For the first time there is a regulation that will affect approximately 300 000 workers in the ground handling industry, one of the largest groups of aviation employees.
It will ensure that ground handling is covered by Regulation (EU) 2022/1645 on cybersecurity.
So what is ground handling?
Ground handling encompasses any activity that occurs on the ground to prepare an aircraft and its passengers for departure or arrival.
This includes:
- aircraft loading and unloading with cargo, mail and baggage;
- passenger boarding and disembarkation;
- de-icing and anti-icing;
- refuelling; and
- securing the aircraft on the ground during turnaround, pushback and towing.
Until now, this major area of aviation has been largely self-regulated.
In most cases, operational arrangements, including those impacting safety, are captured only in bilateral service agreements between ground handling service providers and the aircraft operators to whom they provide services.
EASA acting executive director Luc Tytgat said “Aviation safety starts on the ground. This entirely new proposal fills an important gap in the overall regulation of aviation operations in the European Union, which means that we will now have an end-to-end approach to ensuring aviation safety and cybersecurity.
“For passengers and their airlines this will provide increased certainty that ground handling operations are being carried out safely and consistently in all major airports across the EASA Member States. Today, a large ground handling organisation operating at 100 stations may be subject to over 600 audits from external stakeholders in a year, entailing almost 5 000 hours of work. In future, air operators will be able to rely on the results of oversight performed only once by the competent authority and reduce their own audits only to the necessary additional aspects. This will reduce costs and free up resources to focus on more critical operations.”

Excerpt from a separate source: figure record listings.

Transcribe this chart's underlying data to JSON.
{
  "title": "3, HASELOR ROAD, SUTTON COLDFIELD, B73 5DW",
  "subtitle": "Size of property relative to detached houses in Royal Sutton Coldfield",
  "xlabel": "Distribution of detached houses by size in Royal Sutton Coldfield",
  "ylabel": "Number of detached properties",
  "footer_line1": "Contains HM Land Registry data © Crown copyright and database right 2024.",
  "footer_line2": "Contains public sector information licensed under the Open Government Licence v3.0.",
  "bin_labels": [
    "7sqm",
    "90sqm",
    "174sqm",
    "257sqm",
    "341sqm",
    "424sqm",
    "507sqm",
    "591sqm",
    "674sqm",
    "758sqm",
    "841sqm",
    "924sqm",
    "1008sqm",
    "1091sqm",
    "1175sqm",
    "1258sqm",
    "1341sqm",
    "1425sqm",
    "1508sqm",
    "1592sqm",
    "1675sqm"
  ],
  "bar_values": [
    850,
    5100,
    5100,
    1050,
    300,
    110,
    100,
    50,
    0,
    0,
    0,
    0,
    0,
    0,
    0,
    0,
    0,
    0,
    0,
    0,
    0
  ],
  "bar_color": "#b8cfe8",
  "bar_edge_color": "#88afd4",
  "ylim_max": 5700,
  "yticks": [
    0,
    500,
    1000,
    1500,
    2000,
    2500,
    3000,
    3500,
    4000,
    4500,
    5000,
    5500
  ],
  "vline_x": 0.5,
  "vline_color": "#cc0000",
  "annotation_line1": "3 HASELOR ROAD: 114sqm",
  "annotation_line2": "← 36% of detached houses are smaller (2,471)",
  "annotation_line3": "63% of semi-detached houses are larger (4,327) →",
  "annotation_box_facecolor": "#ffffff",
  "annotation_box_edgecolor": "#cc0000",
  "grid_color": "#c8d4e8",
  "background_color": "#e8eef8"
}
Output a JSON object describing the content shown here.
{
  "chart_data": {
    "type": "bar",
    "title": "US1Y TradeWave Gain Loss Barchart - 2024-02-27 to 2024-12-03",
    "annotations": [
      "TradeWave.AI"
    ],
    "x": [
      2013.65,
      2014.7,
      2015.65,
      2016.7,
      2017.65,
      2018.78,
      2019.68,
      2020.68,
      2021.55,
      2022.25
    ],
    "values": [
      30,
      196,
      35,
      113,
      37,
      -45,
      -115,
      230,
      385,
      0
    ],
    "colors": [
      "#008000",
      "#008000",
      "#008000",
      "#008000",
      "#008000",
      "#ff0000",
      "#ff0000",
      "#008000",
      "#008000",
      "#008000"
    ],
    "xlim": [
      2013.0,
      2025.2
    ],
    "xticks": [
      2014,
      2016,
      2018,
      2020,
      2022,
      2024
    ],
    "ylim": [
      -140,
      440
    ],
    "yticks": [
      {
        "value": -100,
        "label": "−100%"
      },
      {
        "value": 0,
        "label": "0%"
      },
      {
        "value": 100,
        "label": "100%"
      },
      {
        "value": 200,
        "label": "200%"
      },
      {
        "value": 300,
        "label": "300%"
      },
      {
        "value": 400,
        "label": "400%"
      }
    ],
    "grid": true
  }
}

Ground handling processes grew organically as commercial aviation grew, without a central regulation. While ground handling plays a huge role in ensuring the safety of flights, it can also create safety issues. Most of the vehicles that move around on the airport apron, for example, are also part of the ground handling function – moving passengers or baggage, placing stairs next to aircraft, or helping the aircraft itself to leave the parking stand.
The new ground handling regulation would require ground handling organisations and self-handling aircraft operators performing commercial air transport operations with aeroplanes to self-declare that they comply with the EU requirements.
This can be either by applying operational procedures developed by themselves or industry standards and good practices developed and continually improved by industry during the past decades.
Organisations will need to prove that they have a management system in place, proportionately aligned to the complexity of their operations. This includes a safety management system, training for staff, a maintenance programme for ground support equipment and defined operational procedures together with a robust safety culture, where any safety issues are reported without penalty to the reporter, swiftly addressed, and used as a lesson to further improve safety in the provision of services.